Fed up with menu, students stage lunchroom boycott, Chron.com
Macaroni and cheese again? Students at a junior high school near Texas' Gulf Coast staged a four-day boycott of cafeteria food last week to press for more menu choices and healthier alternatives.
About 30 students at Austwell-Tivoli Junior High School in Tivoli, Texas, shunned the cafeteria's offerings and brought their lunches from home for four days last week
The Chron blurb links to this story, from the Victoria Advocate, as their source material.
All of which leads me to this question: When I was in school I brought my lunch almost every single day. My Mom made it up for me and I happily ate it, instead of those cheesy egg rolls or mystery meat burgers or something that, was the opposite of what pizza should be. Was I boycotting?

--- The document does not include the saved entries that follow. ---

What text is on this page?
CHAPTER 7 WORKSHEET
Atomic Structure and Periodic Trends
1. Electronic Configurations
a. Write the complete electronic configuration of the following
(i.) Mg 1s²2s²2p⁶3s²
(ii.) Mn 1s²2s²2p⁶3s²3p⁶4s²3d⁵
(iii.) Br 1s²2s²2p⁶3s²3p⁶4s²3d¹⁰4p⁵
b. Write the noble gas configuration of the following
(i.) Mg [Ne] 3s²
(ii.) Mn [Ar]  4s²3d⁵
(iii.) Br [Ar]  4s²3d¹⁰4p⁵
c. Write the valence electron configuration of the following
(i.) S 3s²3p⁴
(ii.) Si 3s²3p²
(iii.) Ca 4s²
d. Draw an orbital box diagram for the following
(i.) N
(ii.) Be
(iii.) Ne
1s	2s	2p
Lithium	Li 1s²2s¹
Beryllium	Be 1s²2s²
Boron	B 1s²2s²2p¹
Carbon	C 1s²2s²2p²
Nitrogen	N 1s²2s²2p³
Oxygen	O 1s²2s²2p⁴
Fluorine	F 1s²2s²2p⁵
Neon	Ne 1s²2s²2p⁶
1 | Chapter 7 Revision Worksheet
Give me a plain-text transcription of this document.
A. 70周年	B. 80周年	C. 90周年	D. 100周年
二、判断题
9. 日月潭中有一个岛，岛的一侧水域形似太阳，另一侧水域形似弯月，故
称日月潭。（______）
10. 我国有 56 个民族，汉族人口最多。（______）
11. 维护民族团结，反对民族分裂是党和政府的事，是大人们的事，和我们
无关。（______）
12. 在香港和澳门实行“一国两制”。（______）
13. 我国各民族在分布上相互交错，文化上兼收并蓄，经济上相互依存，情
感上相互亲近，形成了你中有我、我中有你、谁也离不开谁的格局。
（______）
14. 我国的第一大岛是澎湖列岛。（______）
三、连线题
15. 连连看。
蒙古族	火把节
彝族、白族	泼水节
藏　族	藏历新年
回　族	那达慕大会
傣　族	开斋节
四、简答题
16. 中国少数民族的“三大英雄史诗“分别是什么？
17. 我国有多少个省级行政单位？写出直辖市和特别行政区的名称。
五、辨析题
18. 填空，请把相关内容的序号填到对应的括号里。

No, I was just eating a better lunch than the school provided day after day. Of course, these days, my lunch probably wouldn't make the cut.
The lesson that should be taught to these children is that, if you don't like the free option, you're perfectly welcome to bring your own lunch as a substitute. Instead we're telling them that they're entitled to more than they're already given, despite the fact they clearly don't need it (after all, they had the money to bring their lunch right?)
Let's be honest, none of us, with the possible exception of some fringe elements, want to see little children go hungry, and I've no argument that free school meals are the last Maginot line for some children between basic nutrition and starvation. Those aren't the kids that I'm worried about here.
What I'm concerned about are children from families with means deciding that the free lunch their getting isn't suitable because it's not all that they feel entitled to.
The solution is to bring your own, if you can. Not to scream that other people need to pay more of their hard earned money because you're tired of mac n' cheese.